A study by Canadian researchers back in 2008 concluded that “ … combined with scientific skill and compassion, humor offers a humanizing dimension in healthcare that is too valuable to be overlooked..”  (Humor plays an important role in healthcare even when patients are terminally ill. Science Daily 2008).

What is humour? It certainly isn’t just funny walks (well, it can be in falls clinic to be fair) or risqué jokes.

The dictionary definition lists humour as

  1. The quality of being amusing or comic, especially as expressed in literature or speech
  2. A mood or state of mind ( an inclination or whim – surely whim is one of our very best words)
  3. Or of course the medical humours of blood, phlegm, yellow bile (choler) and black bile (melancholy)

How do we use humour in our daily work and why can it be viewed as unprofessional to be laughing whilst in the hospital environment.

The hospital environment can be stressful with limited staff dealing with extremely ill patients, unprecedented demand on services and limited resources. Where is the humour in that?

Humour, when used sensitively (and therein lies the key to this most useful of communication tools) can ease tension in a situation.

It can also be used to express frustration without resorting to anger, direct insults or aggression.

  1. Where would you hide a £10 note from an orthopaedic surgeon? (Answer below)

Humour can help us connect with our patients as fellow humans and individuals and can be used to diffuse situations where patients may become embarrassed.

What is crucial, in my view, is experience. One cannot hop out on your first day as a qualified clinician and display your rapier wit or balloon modelling skills.

Being able to read people both work colleagues and patients and their families and assess the situation you are in will allow you to gauge when humour may be appropriate and when it is not.

It is blatantly apparent though in today’s NHS that humour can be viewed by some (and often those without significant clinical experience) as a person not taking their role seriously and being unprofessional, the onus being that we do not have / should not have time to laugh.

I believe we should make time and that the time humour actually requires is all around us.

A terminally ill lady told me once, after I had been told off for giggling about something near her bed, that I ( and my equally hysterical colleague) had made her feel normal for a while.

Involving patients in pranks to set up other colleagues can be fun and a good way of alleviating the boredom of the hospital day.

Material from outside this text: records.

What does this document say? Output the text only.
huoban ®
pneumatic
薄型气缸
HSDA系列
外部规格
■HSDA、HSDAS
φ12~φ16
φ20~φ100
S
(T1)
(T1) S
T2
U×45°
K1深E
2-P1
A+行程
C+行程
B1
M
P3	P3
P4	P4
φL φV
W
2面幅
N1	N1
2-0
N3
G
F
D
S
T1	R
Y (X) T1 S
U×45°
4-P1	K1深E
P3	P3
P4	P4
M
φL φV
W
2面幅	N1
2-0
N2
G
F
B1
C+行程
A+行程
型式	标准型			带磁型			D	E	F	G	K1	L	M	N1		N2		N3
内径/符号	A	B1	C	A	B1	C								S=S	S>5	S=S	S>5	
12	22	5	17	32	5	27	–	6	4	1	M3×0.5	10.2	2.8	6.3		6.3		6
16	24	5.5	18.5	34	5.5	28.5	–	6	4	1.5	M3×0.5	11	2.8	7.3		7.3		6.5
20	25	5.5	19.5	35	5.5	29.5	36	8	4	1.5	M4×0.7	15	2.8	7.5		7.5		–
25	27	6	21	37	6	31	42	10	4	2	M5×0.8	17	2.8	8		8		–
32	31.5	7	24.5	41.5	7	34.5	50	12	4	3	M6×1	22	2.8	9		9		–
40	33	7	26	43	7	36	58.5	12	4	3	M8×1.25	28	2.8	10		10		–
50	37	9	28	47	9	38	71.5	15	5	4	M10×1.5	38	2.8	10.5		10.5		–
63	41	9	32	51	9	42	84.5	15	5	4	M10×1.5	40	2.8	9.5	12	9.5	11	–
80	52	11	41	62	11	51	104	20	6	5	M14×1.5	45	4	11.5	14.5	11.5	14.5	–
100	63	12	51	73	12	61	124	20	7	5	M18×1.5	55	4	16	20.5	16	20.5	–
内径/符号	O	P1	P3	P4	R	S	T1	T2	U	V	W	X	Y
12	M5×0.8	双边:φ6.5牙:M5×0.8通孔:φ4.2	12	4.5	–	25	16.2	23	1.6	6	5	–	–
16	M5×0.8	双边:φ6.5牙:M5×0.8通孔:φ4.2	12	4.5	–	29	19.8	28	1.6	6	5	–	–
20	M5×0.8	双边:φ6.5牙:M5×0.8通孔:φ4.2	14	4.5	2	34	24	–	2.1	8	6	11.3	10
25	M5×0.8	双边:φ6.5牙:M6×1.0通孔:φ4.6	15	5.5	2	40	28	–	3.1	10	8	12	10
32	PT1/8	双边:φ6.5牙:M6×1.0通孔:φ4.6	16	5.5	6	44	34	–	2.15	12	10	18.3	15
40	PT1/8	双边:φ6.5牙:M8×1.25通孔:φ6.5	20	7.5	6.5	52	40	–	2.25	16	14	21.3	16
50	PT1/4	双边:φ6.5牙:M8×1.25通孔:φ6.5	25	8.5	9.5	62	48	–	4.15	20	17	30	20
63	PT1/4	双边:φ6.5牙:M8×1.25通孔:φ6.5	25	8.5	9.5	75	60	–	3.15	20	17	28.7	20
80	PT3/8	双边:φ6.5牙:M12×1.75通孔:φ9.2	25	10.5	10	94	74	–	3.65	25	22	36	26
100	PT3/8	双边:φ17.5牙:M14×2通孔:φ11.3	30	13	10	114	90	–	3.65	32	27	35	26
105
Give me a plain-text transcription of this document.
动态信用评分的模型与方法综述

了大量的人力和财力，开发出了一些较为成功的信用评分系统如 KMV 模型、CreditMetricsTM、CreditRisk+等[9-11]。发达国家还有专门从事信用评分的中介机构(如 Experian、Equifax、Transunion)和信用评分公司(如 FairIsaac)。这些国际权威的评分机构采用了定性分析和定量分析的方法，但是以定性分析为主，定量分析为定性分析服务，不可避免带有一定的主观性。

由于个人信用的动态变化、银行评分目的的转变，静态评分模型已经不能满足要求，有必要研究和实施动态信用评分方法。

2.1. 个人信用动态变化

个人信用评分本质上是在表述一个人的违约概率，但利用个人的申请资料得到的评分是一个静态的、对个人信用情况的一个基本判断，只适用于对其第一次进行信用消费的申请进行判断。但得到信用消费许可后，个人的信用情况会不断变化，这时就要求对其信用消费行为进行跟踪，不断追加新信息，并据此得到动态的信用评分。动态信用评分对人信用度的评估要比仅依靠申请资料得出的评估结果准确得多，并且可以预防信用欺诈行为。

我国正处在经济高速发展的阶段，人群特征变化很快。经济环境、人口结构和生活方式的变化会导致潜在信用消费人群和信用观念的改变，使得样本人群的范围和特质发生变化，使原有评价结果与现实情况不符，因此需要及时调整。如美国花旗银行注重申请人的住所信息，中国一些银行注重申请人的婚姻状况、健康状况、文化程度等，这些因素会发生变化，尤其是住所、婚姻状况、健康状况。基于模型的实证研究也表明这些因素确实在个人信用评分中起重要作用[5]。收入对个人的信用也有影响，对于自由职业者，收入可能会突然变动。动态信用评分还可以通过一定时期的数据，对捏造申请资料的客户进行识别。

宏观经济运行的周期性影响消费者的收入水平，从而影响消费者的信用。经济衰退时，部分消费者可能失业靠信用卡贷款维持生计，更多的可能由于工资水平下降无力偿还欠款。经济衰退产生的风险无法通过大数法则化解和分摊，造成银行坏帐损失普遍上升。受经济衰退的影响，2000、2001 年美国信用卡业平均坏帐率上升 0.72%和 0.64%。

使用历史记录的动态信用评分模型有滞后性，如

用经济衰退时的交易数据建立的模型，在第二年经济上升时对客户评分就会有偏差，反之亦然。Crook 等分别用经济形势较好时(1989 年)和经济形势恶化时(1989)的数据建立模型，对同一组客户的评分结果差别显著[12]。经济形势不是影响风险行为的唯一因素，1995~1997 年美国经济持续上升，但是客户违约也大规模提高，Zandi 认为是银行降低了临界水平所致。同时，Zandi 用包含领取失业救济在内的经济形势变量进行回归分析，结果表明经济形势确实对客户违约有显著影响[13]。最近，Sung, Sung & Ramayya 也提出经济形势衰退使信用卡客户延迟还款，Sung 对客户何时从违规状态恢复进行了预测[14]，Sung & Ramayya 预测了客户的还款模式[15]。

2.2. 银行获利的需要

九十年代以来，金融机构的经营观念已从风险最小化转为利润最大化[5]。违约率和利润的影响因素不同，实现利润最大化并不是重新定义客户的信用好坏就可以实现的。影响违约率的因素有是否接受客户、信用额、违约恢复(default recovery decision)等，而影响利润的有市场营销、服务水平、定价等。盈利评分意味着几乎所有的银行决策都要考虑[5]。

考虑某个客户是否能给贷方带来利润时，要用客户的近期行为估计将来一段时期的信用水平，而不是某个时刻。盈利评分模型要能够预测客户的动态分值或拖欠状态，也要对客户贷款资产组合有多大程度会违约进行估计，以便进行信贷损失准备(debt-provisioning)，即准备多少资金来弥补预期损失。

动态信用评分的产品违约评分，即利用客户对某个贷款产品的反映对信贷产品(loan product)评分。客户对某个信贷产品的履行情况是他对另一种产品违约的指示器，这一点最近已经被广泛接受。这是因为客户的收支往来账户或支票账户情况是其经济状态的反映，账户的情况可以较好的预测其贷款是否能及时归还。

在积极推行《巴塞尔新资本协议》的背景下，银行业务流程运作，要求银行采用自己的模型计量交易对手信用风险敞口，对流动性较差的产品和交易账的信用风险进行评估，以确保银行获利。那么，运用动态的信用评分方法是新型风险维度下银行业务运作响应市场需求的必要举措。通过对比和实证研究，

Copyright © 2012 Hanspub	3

Please don’t immediately put this down and run off to send some poor unsuspecting nurse for a long weight or a medical student for a fallopian tube but let’s try and lighten up a bit; be nicer to each other, create relationships, tease each other and learn about each other. Our patients are human too and even when they’re feeling really ill might want to share an observation or a joke.

Oh and PLEASE bring back the hospital show!

There are a generation of consultants who have never had to sit cringing whilst watching a junior doctor mimic a much noted habit.

So many songs that with simple word changes become hospital anthems.

The sense of community and shared laughter at these events has few equals.

  1. Question: ‘Where would you hide a £10 note from an orthopaedic surgeon?’ Answer: In the medical notes

1 thought on “LOST: Sense of humour

  1. Yes yes yes ,and don’t patients need a sense of humour when your life depends on a F1
    Doctor or a new nurse with a shiny degree.Thank god so many NHS staff can still smile
    and empathise with and make them feel welcome and not a nuisance.